Yeoh, 60, is the first Asian woman to win the accolade at the awards given out organised by the Academy of Motion Picture Arts and Sciences.
Local actors and film-makers talk about what her win means to them.
Actress Yeo Yann Yann, 46
“I am so happy that Michelle won. Her win, and the six other Oscars for Everything Everywhere All At Once, including Best Picture, is simply unbelievable. We, as Asian actors, are finally being recognised.”
Actor-director-stunt choreographer Sunny Pang, 50
“I think there’s a misconception that she began as a stuntwoman, but she’s an actress. She just picked up additional action skill sets for her movies and did so with flying colours.

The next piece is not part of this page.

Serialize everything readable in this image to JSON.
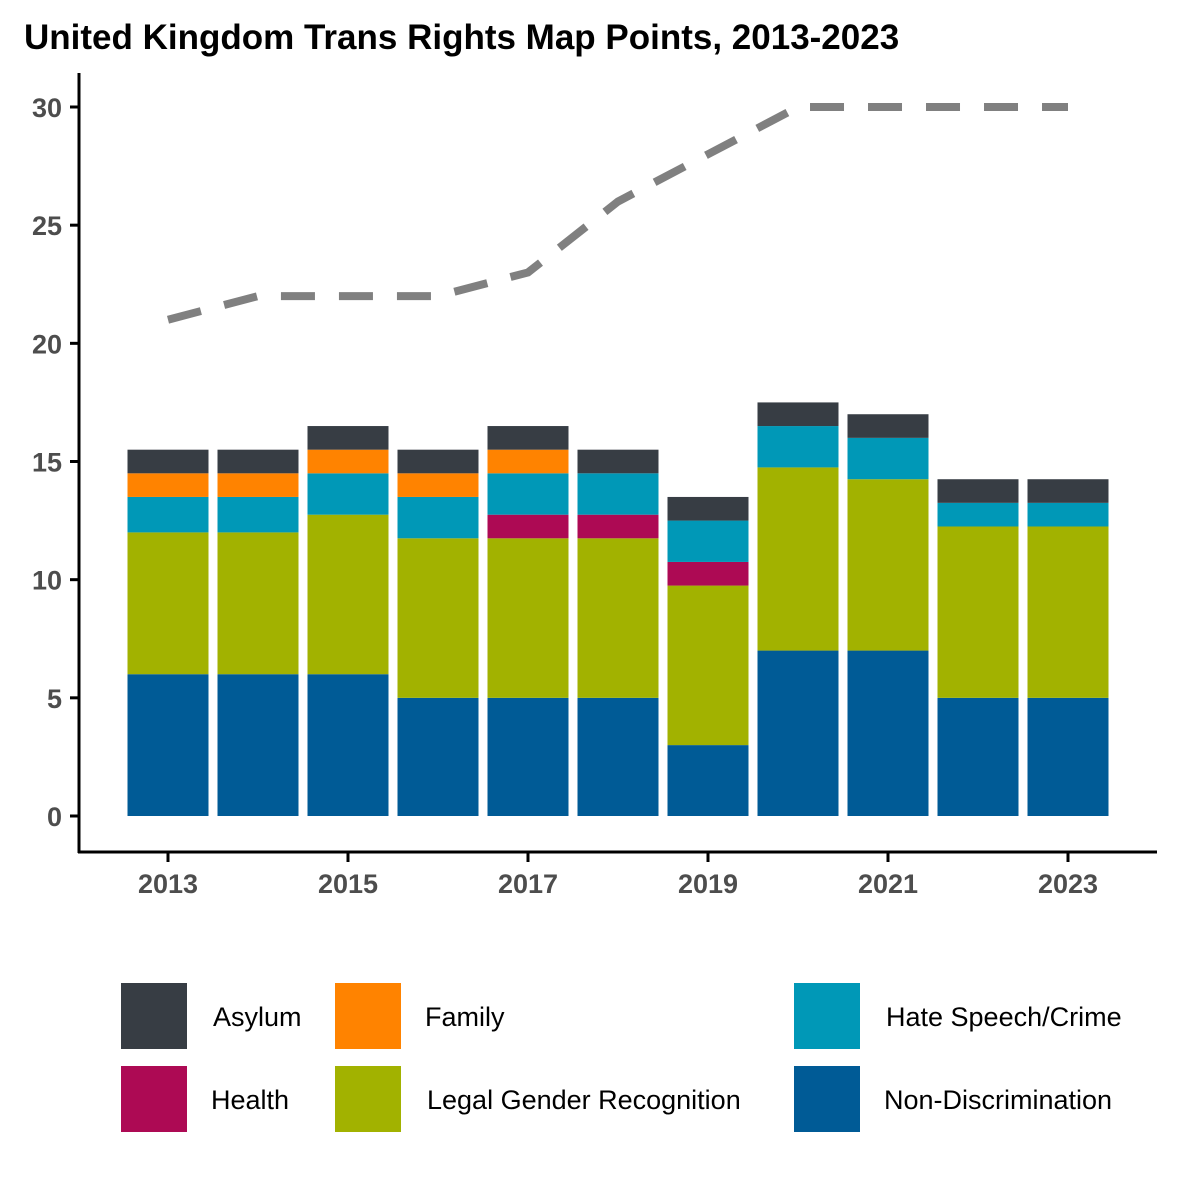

“I see a lot of potential in our film industry and I think it’s not impossible to get to where Michelle Yeoh is, but you have to be willing to travel, to rub shoulders, to get out there and start from the very beginning. And to let people be aware of Singapore’s films, we must have a certain sense of value. It can’t always be slapstick or melodrama, we have to find a way to be commercially and artistically viable.“
Director-producer Eric Khoo, 56
“The Oscars this year are a good signal that no matter where you come from, anything is possible. Many years ago, I made a film called My Magic (2008) on a small budget, but it still managed to compete for the Palme d’Or at the Cannes Film Festival so, really, anything is possible.
“Michelle’s story as an Ipoh girl going to Hong Kong and having all these accomplishments and finally receiving recognition – she’s really deserving. I’ve met her several times over the years, and she’s not only a talented actress, but a most humble soul.“
Producer Freddie Yeo, 53
“It’s significant for sure as it feels like we’ve finally arrived and been recognised, but the opportunities given for any talent must always be a recognition for their craft, talent and ability, and not based on colour.”
Actor-director Glen Goei, 60
“I am thrilled with her win, not only because she has made movie history, but because it also means the industry is becoming more diverse and inclusive of Asian talent. I hope this win translates to us seeing more Asian representation on television and film, both on screen as well as behind it.”